The next step is for Liberia to become competitive on the world stage, and surfers are being encouraged to participate in events in North and West Africa. Some have travelled to Sierra Leone and Ghana for competitions and Appleton worked with a surf team in Ghana at one point.
Alfred Lomax is the most decorated surfer from Liberia. He has competed in Ghana and Ivory Coast, and his path offers a window to the possibilities for the culture to spread outside Liberia.
“As an association, we have not reached a point yet where we have the funding and the support to be able to travel and compete as a country. The sport is still growing and it’s fairly new. It will take a couple of years to have a team that can compete on an international level. We are definitely working on that and we have collaborated with the government to promote the sport,” says Apleton.

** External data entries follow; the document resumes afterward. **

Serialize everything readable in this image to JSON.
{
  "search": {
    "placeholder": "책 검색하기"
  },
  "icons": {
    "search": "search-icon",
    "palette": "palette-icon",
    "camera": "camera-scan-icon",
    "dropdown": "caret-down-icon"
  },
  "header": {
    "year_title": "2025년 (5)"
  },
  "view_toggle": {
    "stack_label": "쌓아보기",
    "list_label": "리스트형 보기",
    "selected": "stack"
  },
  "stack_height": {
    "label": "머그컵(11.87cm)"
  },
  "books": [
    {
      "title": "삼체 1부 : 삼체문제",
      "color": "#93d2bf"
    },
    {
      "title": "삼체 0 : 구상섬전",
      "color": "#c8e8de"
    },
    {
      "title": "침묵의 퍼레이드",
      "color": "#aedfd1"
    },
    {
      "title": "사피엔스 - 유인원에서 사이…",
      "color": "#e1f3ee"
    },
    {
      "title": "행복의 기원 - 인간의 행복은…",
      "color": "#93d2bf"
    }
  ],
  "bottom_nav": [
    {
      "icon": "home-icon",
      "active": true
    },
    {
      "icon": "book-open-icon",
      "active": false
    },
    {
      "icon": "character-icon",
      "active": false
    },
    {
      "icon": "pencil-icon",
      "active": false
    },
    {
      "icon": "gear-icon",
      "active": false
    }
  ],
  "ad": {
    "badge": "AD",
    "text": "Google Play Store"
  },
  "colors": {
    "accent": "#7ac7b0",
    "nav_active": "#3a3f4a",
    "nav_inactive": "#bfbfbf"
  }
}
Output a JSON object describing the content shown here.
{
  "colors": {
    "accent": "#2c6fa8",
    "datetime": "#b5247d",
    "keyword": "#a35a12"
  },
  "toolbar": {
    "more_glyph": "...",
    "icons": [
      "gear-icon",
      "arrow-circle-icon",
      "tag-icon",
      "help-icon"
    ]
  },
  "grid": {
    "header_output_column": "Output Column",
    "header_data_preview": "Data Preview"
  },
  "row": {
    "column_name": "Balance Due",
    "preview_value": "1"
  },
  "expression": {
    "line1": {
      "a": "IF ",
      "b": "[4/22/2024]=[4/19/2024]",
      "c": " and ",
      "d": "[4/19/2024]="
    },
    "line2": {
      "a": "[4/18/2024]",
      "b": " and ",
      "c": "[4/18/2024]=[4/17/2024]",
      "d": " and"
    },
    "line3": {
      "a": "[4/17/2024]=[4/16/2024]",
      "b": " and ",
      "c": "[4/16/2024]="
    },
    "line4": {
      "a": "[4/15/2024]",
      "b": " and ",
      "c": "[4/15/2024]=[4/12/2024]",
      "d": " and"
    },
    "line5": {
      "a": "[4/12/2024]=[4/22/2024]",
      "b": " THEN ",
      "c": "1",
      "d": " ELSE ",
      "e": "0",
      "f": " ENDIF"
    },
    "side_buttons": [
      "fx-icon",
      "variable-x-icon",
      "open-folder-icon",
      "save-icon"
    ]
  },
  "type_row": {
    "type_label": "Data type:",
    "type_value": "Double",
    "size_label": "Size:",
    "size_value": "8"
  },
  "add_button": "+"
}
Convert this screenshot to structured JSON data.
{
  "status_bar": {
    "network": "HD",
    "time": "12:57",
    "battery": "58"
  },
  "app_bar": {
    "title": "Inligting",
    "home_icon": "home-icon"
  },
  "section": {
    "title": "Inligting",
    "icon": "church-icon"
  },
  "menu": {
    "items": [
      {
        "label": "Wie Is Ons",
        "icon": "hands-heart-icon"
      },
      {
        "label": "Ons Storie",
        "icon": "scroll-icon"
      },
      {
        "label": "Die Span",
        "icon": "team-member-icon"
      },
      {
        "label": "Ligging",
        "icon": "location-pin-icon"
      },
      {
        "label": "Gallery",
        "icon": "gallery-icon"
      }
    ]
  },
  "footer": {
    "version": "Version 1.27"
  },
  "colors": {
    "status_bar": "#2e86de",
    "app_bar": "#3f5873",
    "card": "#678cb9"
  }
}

Bubbs is optimistic and would love to see a Liberian surfer competing in Paris in 2024. “I’d like to see more support from the government and for them to plan for the Olympics. We have some surfers here that are really good and by the time the next Olympics come around, they’ll be able to compete. We are doing all we can to get it on a positive trajectory.”
Liberia’s surfers are on board with this vision. Brahema Gross, one of the bright stars in the surfing scene, is excited about the possibilities. “My dream is to compete and represent my country and my organisation, hopefully in the next five to 10 years. We are all up-and-coming surfers and we have plans for the future. We expect to build surfing in Liberia, so more people can join and the sport can grow.”